“How am I going to earn a living?” With graduation fast approaching, this is the question that I and many other seniors are asking. While some already know the answer – and so for them this op-ed is too late (maybe?) – many of us are also wondering about the sort of impact our professional pursuits will make on the world.
Columbia’s campus is replete with vocal advocates of “doing the right thing”; debating justice and what it looks like in the political realm feels like a focal point of the Columbia experience. However, it is notable that we decidedly tone-down our righteousness when conversation turns to careers. We funnel graduate after graduate into structurally unjust institutions and hear only the echoes of rectitude as we go: “I’m going to change the system from within,” can be heard drowning in the whirling wind of reality.
“What else can we do?” we insist indignantly, recycling our time-tested cynical defense. And for most of us this argument is good enough because we know that if we push the issue much further, we will be forced to admit that we like nice things, and that a tiny little moral compromise feels an appropriate price to pay for them.
But we also come with more complex, and arguably much more justifiable reasons, too: some of us quite simply need the money. Although some of us have the privilege of not needing to bear the burden of student loans, many of us are not so lucky – and fewer, but some still, have serious financial obligations beyond that, too. Therefore, it is important to note that the extent of our privilege or lack thereof at home certainly affects the justifiability of entering into contract with a morally dubious employer. That said, it does not change the fact that the work we do will make an impact on the world.

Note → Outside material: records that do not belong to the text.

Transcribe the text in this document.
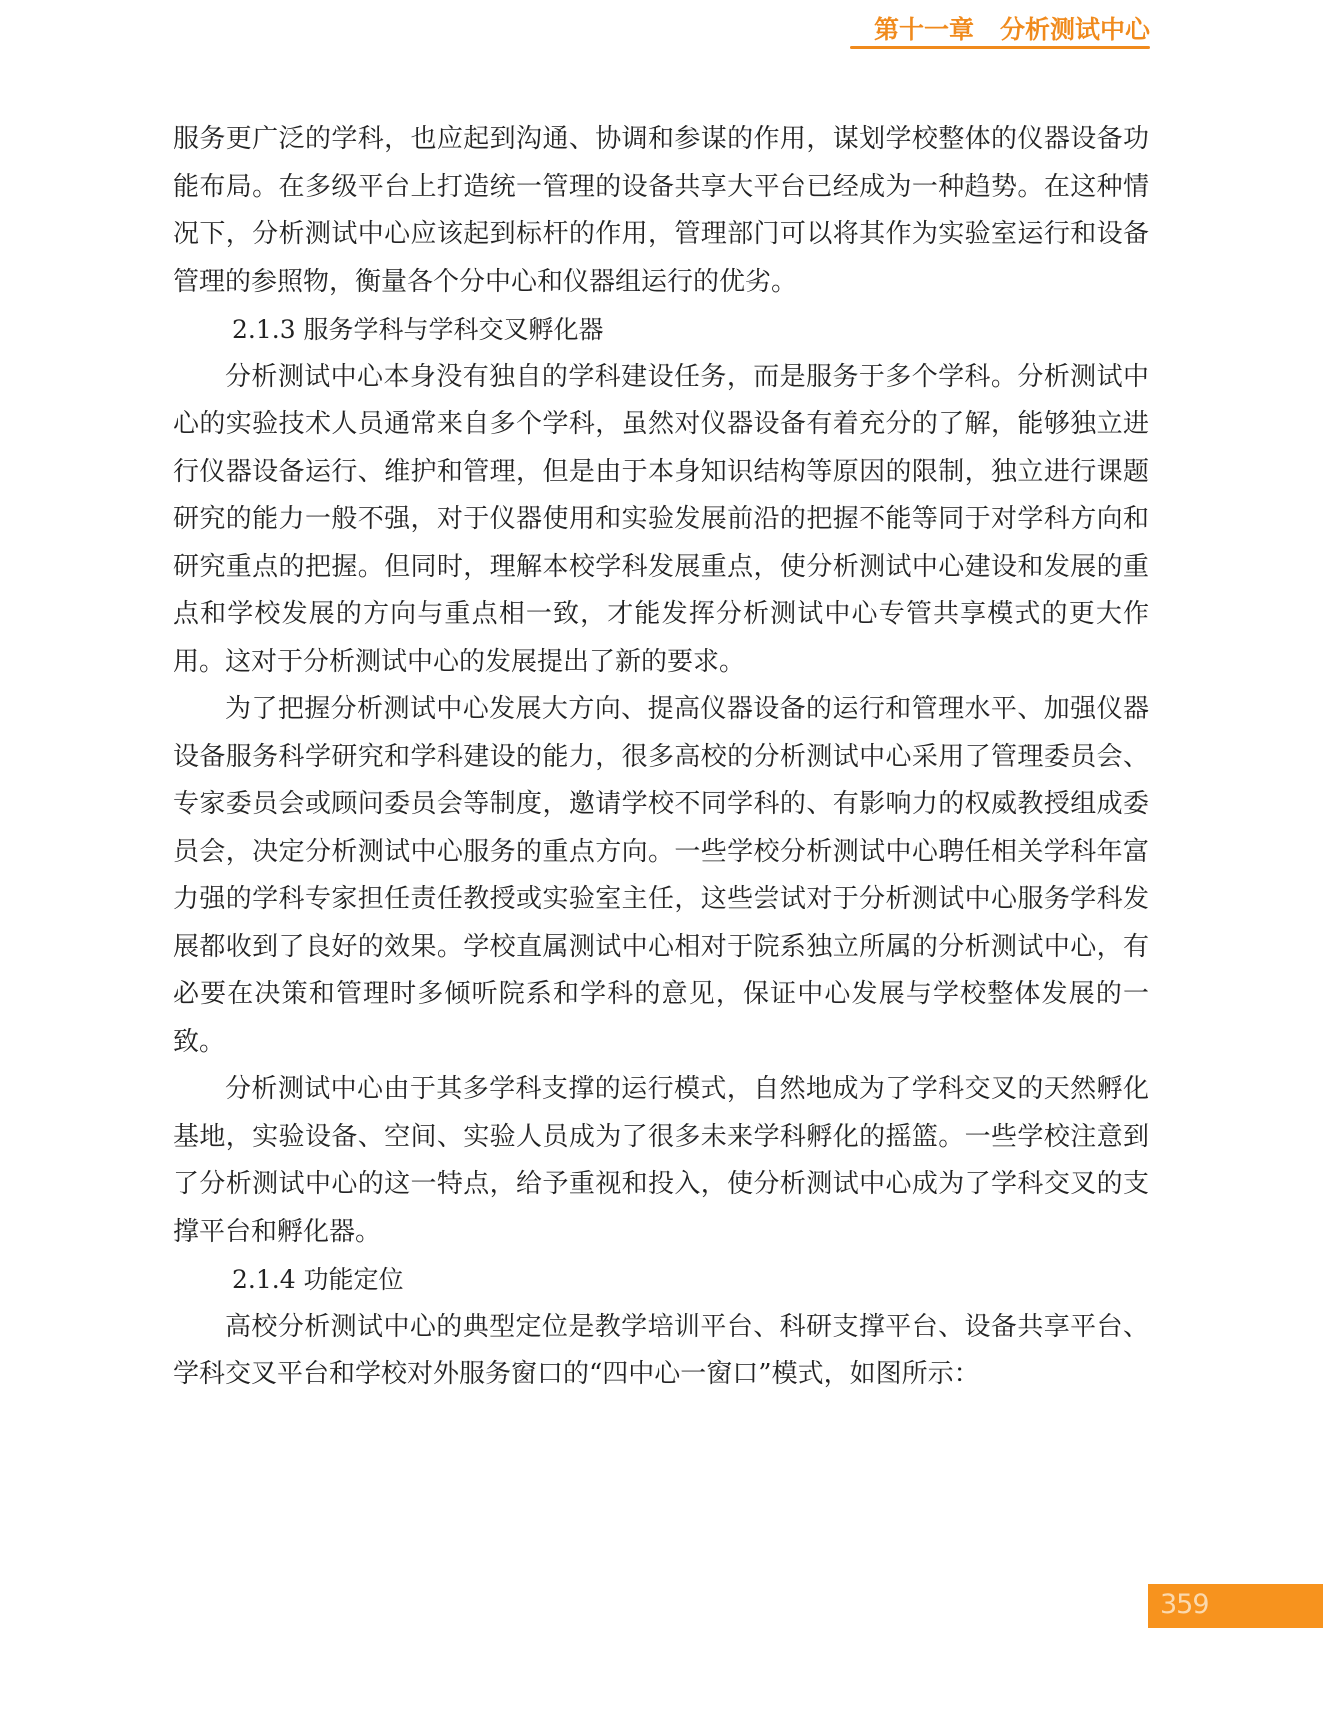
第十一章 分析测试中心

服务更广泛的学科，也应起到沟通、协调和参谋的作用，谋划学校整体的仪器设备功能布局。在多级平台上打造统一管理的设备共享大平台已经成为一种趋势。在这种情况下，分析测试中心应该起到标杆的作用，管理部门可以将其作为实验室运行和设备管理的参照物，衡量各个分中心和仪器组运行的优劣。

2.1.3 服务学科与学科交叉孵化器

分析测试中心本身没有独自的学科建设任务，而是服务于多个学科。分析测试中心的实验技术人员通常来自多个学科，虽然对仪器设备有着充分的了解，能够独立进行仪器设备运行、维护和管理，但是由于本身知识结构等原因的限制，独立进行课题研究的能力一般不强，对于仪器使用和实验发展前沿的把握不能等同于对学科方向和研究重点的把握。但同时，理解本校学科发展重点，使分析测试中心建设和发展的重点和学校发展的方向与重点相一致，才能发挥分析测试中心专管共享模式的更大作用。这对于分析测试中心的发展提出了新的要求。

为了把握分析测试中心发展大方向、提高仪器设备的运行和管理水平、加强仪器设备服务科学研究和学科建设的能力，很多高校的分析测试中心采用了管理委员会、专家委员会或顾问委员会等制度，邀请学校不同学科的、有影响力的权威教授组成委员会，决定分析测试中心服务的重点方向。一些学校分析测试中心聘任相关学科年富力强的学科专家担任责任教授或实验室主任，这些尝试对于分析测试中心服务学科发展都收到了良好的效果。学校直属测试中心相对于院系独立所属的分析测试中心，有必要在决策和管理时多倾听院系和学科的意见，保证中心发展与学校整体发展的一致。

分析测试中心由于其多学科支撑的运行模式，自然地成为了学科交叉的天然孵化基地，实验设备、空间、实验人员成为了很多未来学科孵化的摇篮。一些学校注意到了分析测试中心的这一特点，给予重视和投入，使分析测试中心成为了学科交叉的支撑平台和孵化器。

2.1.4 功能定位

高校分析测试中心的典型定位是教学培训平台、科研支撑平台、设备共享平台、学科交叉平台和学校对外服务窗口的“四中心一窗口”模式，如图所示：

359
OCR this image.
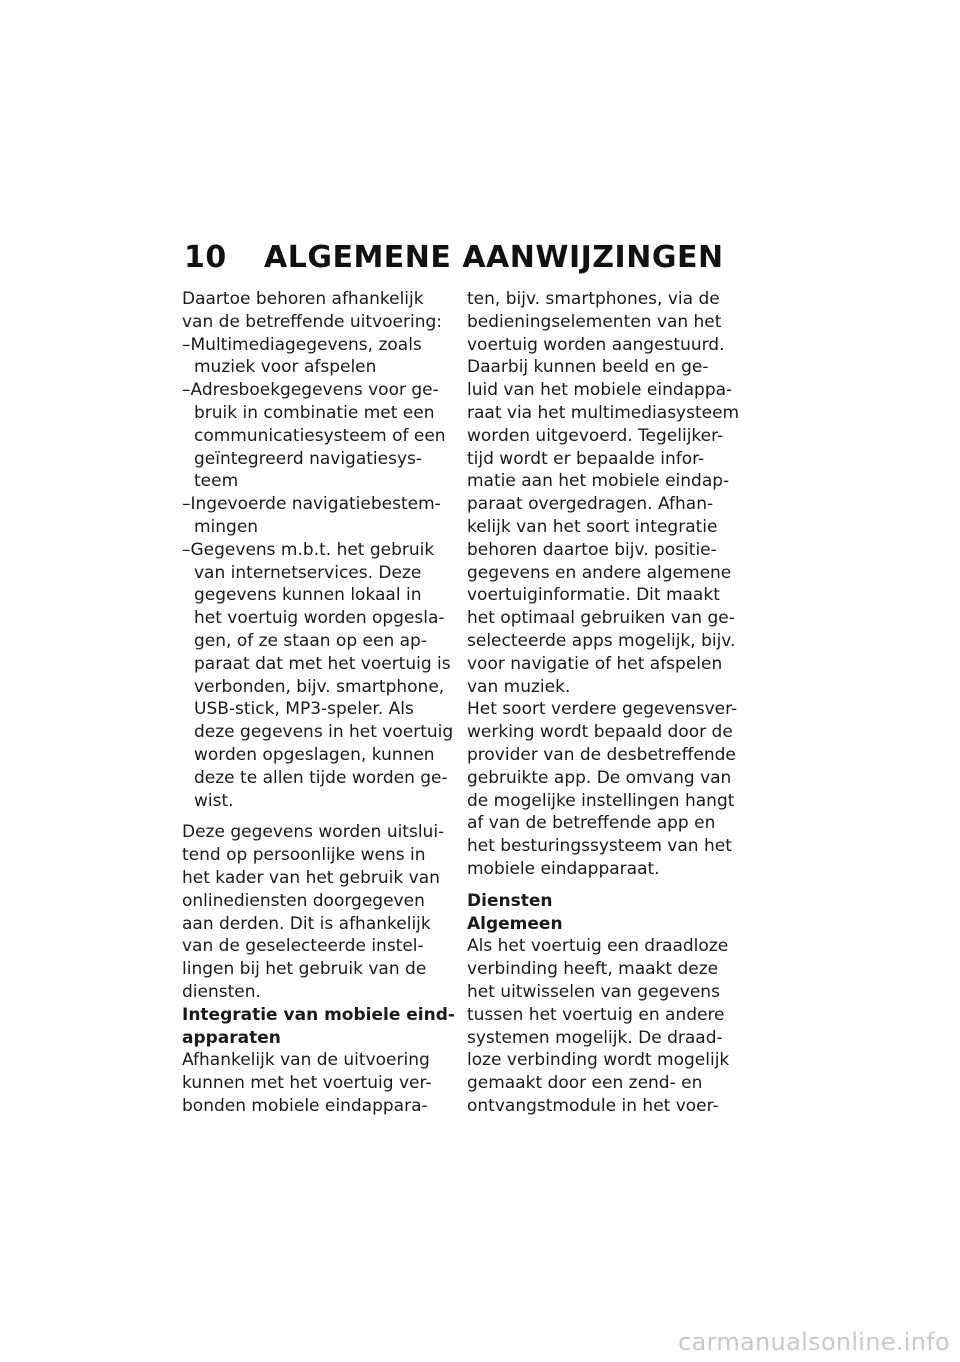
10 ALGEMENE AANWIJZINGEN
Daartoe behoren afhankelijk
van de betreffende uitvoering:
–Multimediagegevens, zoals
muziek voor afspelen
–Adresboekgegevens voor ge-
bruik in combinatie met een
communicatiesysteem of een
geïntegreerd navigatiesys-
teem
–Ingevoerde navigatiebestem-
mingen
–Gegevens m.b.t. het gebruik
van internetservices. Deze
gegevens kunnen lokaal in
het voertuig worden opgesla-
gen, of ze staan op een ap-
paraat dat met het voertuig is
verbonden, bijv. smartphone,
USB-stick, MP3-speler. Als
deze gegevens in het voertuig
worden opgeslagen, kunnen
deze te allen tijde worden ge-
wist.
Deze gegevens worden uitslui-
tend op persoonlijke wens in
het kader van het gebruik van
onlinediensten doorgegeven
aan derden. Dit is afhankelijk
van de geselecteerde instel-
lingen bij het gebruik van de
diensten.
Integratie van mobiele eind-
apparaten
Afhankelijk van de uitvoering
kunnen met het voertuig ver-
bonden mobiele eindappara-
ten, bijv. smartphones, via de
bedieningselementen van het
voertuig worden aangestuurd.
Daarbij kunnen beeld en ge-
luid van het mobiele eindappa-
raat via het multimediasysteem
worden uitgevoerd. Tegelijker-
tijd wordt er bepaalde infor-
matie aan het mobiele eindap-
paraat overgedragen. Afhan-
kelijk van het soort integratie
behoren daartoe bijv. positie-
gegevens en andere algemene
voertuiginformatie. Dit maakt
het optimaal gebruiken van ge-
selecteerde apps mogelijk, bijv.
voor navigatie of het afspelen
van muziek.
Het soort verdere gegevensver-
werking wordt bepaald door de
provider van de desbetreffende
gebruikte app. De omvang van
de mogelijke instellingen hangt
af van de betreffende app en
het besturingssysteem van het
mobiele eindapparaat.
Diensten
Algemeen
Als het voertuig een draadloze
verbinding heeft, maakt deze
het uitwisselen van gegevens
tussen het voertuig en andere
systemen mogelijk. De draad-
loze verbinding wordt mogelijk
gemaakt door een zend- en
ontvangstmodule in het voer-
carmanualsonline.info
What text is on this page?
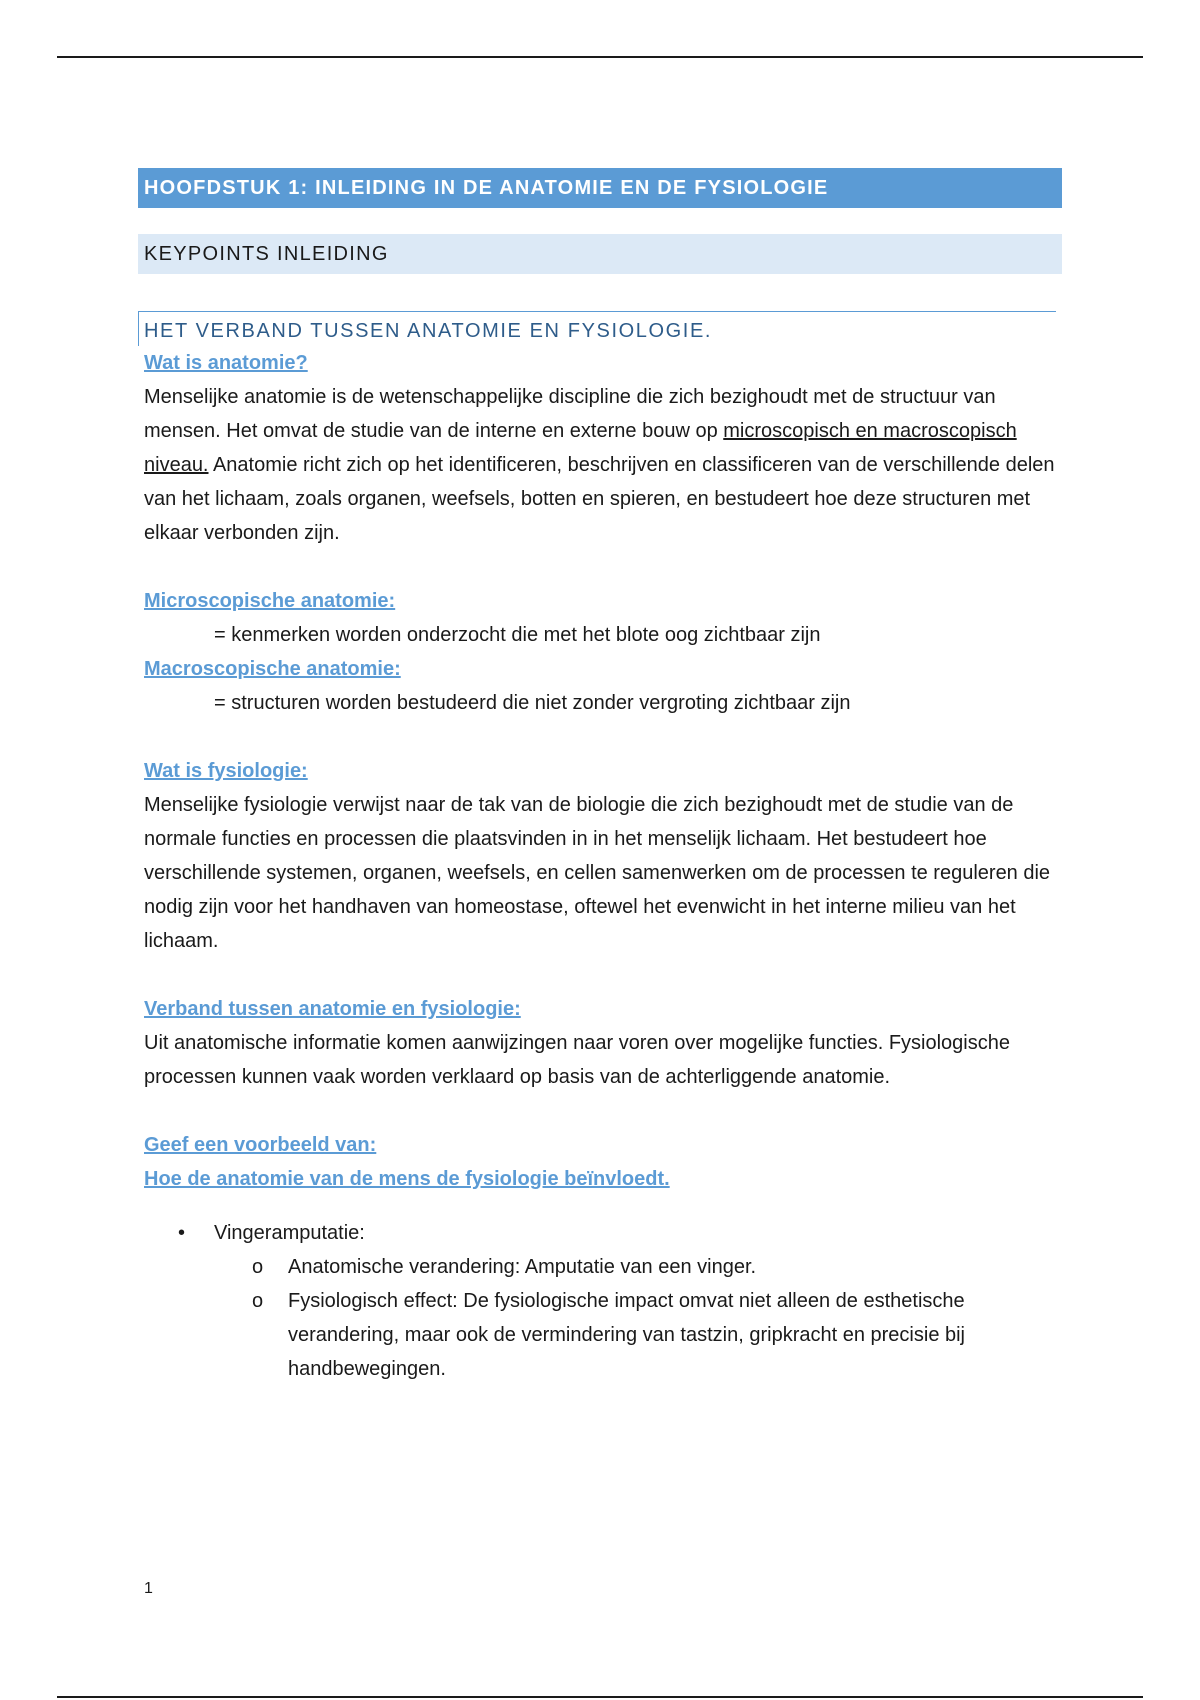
HOOFDSTUK 1: INLEIDING IN DE ANATOMIE EN DE FYSIOLOGIE
KEYPOINTS INLEIDING
HET VERBAND TUSSEN ANATOMIE EN FYSIOLOGIE.
Wat is anatomie?

Menselijke anatomie is de wetenschappelijke discipline die zich bezighoudt met de structuur van mensen. Het omvat de studie van de interne en externe bouw op microscopisch en macroscopisch niveau. Anatomie richt zich op het identificeren, beschrijven en classificeren van de verschillende delen van het lichaam, zoals organen, weefsels, botten en spieren, en bestudeert hoe deze structuren met elkaar verbonden zijn.

Microscopische anatomie:
= kenmerken worden onderzocht die met het blote oog zichtbaar zijn
Macroscopische anatomie:
= structuren worden bestudeerd die niet zonder vergroting zichtbaar zijn
Wat is fysiologie:

Menselijke fysiologie verwijst naar de tak van de biologie die zich bezighoudt met de studie van de normale functies en processen die plaatsvinden in in het menselijk lichaam. Het bestudeert hoe verschillende systemen, organen, weefsels, en cellen samenwerken om de processen te reguleren die nodig zijn voor het handhaven van homeostase, oftewel het evenwicht in het interne milieu van het lichaam.

Verband tussen anatomie en fysiologie:

Uit anatomische informatie komen aanwijzingen naar voren over mogelijke functies. Fysiologische processen kunnen vaak worden verklaard op basis van de achterliggende anatomie.

Geef een voorbeeld van:
Hoe de anatomie van de mens de fysiologie beïnvloedt.
• Vingeramputatie:
o Anatomische verandering: Amputatie van een vinger.
o Fysiologisch effect: De fysiologische impact omvat niet alleen de esthetische verandering, maar ook de vermindering van tastzin, gripkracht en precisie bij handbewegingen.
1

We should evaluate the roundabout ways we tend to morally justify pursuing careers that we know make a negative impact on the greater good. We, the ever-intelligent and capable Columbia students that we are, might find ourselves deliberating between two options:
Option 1: a job that is harmful to the world, but pays well and introduces us to a corporate hierarchy that will pay us more the longer we work. Option 2: a range of alternatives that may pay less, but positively affect the sort of good we wish to see in the world.
How do we choose? Although the second option fits our moral persuasion, and although (if we are creative and persistent enough) it can be as or even more lucrative than the first option, we tend to choose option 1 anyway. In truth, we secretly love and celebrate this choice, and publicly say something about being able to do more good later if we make this tiny little moral compromise now. “Aha!” we realize, relieved: Retaining our self-righteousness is just a consequentialist argument away. “Phew!”
We can now relax (and maybe even hop on our high-horses about the political hot-topic of the day). It feels good to be assured, once again, that we thought things through and chose to do the right thing. But suddenly, something begins to nag at us. Although we cannot seem to put our finger on it, it feels like there might be a hole in our consequentialist thinking. If we are hardened by the real world, we thoroughly suppress this feeling. Yet, if we have a little bit of idealism left, we start to ask questions like (please read slowly): “What if, in the ends and the means, the means are ends in themselves?” Dismayed by this thought, we choke on the next, “What if the goodness of our ends fails to justify the lack thereof in our means?” Next, “What if time is never conclusive – how could “ends” even exist if we call every moment of our lives, “means””?
And then it dawns on us — that “ends” are fleeting, that perhaps “ends” do not exist anywhere but in those present moments we call the “means.” “Alas, everything is encapsulated in moments! There are no ends, everything is means!” The work we do now in our present moments, it horrifyingly seems, is ever indicative of what our “ends” really are!
But we regain composure from this madness, stumbling to insist that our ends, what we will do later, are good. We take the present moment to explain how; we say all that we will one day do – all in that moment: But moments are quick. And a moment is but gone.
“Do not act as if you were going to live ten thousand years. Death hangs over you. While you live, while it is in your power, be good.” – Marcus Aurelius, Meditations
The author is a senior in Columbia College studying philosophy and MESAAS. He believes that the “means” are a necessary part of the “ends.” He also loves the life experience because “it’s about the journey, not the destination,” you know?